Making Twitter, Tastypie, Django, XAuth and iOS work to Build Django-based Access Permissions

Question

I will build an iOS application whose functionality will be based on access permissions provided by a Django REST application.

Django manages the permissions for the activities in the iOS app. User A can do Work A if he/she is permitted. Permissions will be queried via ASIHTTPRequest to a REST API served by Django Tastypie.

There is no registration. Users will just be able to login via Twitter. XAuth will be used to present a login screen for users.

There are 2 types of users. For example purposes, there will be Type 1 and Type 2. Type 1 will be ordinary user who can only browse data in the iOS app.

Type 2 user can submit/edit data.

That's it theoretically. However...I don't know where to start!!

The biggest roadblock:

How can I hook Twitter XAuth with Django's user backend via Tastypie?

If I know this then I can query the necessary permissions.

Thanks in advance!

Answer 1

I've done something similar with django + tastypie and facebook login for iOS.

Authentication

1. Log the user in using whatever means you will, get the access_token.

2. Create a GET request tastypie endpoint to which you will pass the accesstoken as a query string.

3. On the server side validate etc... and then create your own internal "tastypie" token and return that in the response to the get request e.g:

class GetToken(ModelResource):
    """
    Authenticates the user via facebook and returns an APIToken for them.
    """

class Meta(object):
    queryset = ApiKey.objects.all()
    resource_name = 'authenticate'
    fields = ['user', 'key']
    allowed_methods = ['get']
    authorization = Authorization()
    authentication = FacebookAuthentication()

def prepend_urls(self):
    """We override this to change default behavior
    for the API when using GET to actually "create" a resource,
    in this case a new session/token."""

    return [
        url(r"^(?P<resource_name>%s)%s$" % (self._meta.resource_name, trailing_slash()),
            self.wrap_view('_create_token'), name="api_get_token"),
        ]

def _create_token(self, request, **kwargs):
    """Validate using FacebookAuthentication, and create Api Token if authenticated"""
    self.method_check(request, allowed=['get'])
    # This checks that the user is authenticated on facebook and also creates the user
    # if they have not been created.
    self.is_authenticated(request)
    self.throttle_check(request)

    bundle = self.build_bundle(obj=None, request=request)
    bundle = self.obj_create(bundle, request, **kwargs)
    bundle = self.full_dehydrate(bundle)

    self.log_throttled_access(request)
    return self.create_response(request, bundle.data)

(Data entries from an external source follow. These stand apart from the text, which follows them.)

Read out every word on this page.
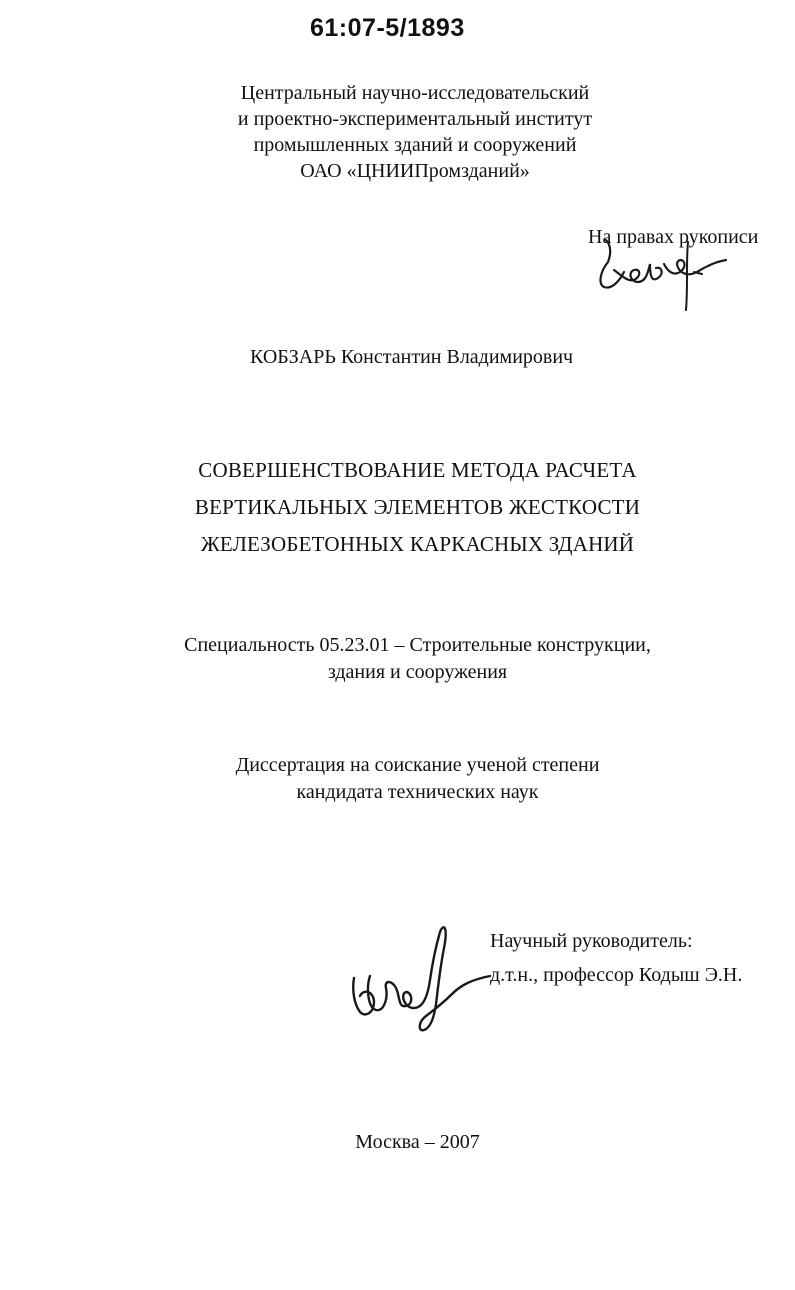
61:07-5/1893
Центральный научно-исследовательский
и проектно-экспериментальный институт
промышленных зданий и сооружений
ОАО «ЦНИИПромзданий»
На правах рукописи
КОБЗАРЬ Константин Владимирович
СОВЕРШЕНСТВОВАНИЕ МЕТОДА РАСЧЕТА
ВЕРТИКАЛЬНЫХ ЭЛЕМЕНТОВ ЖЕСТКОСТИ
ЖЕЛЕЗОБЕТОННЫХ КАРКАСНЫХ ЗДАНИЙ
Специальность 05.23.01 – Строительные конструкции,
здания и сооружения
Диссертация на соискание ученой степени
кандидата технических наук
Научный руководитель:
д.т.н., профессор Кодыш Э.Н.
Москва – 2007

def obj_create(self, bundle, request=None, **kwargs):
    """Create a new token for the session"""
    bundle.obj, created = ApiKey.objects.get_or_create(user=request.user)
    return bundle

1. Pass the returned API key on all subsequent calls, can either be as a query string param again or I set it on the Authorisation header for every call.

2. Make sure ALL the other resources you want to have authentication on have ApiKeyAuthentication() set in the Meta.

class ThingResource(ModelResource):
    class Meta:
        queryset = Thing.objects.all()
        resource_name = 'thing'
        authentication = ApiKeyAuthentication()

Authorisation

So now you know on the server side that the user is who they say they are, what is this user allowed to do? Thats what the authorisation meta is all about.

You probably want Django Authorisation in which case you can just use the normal permissioning schemes for users, or you could roll your own. It's pretty simple.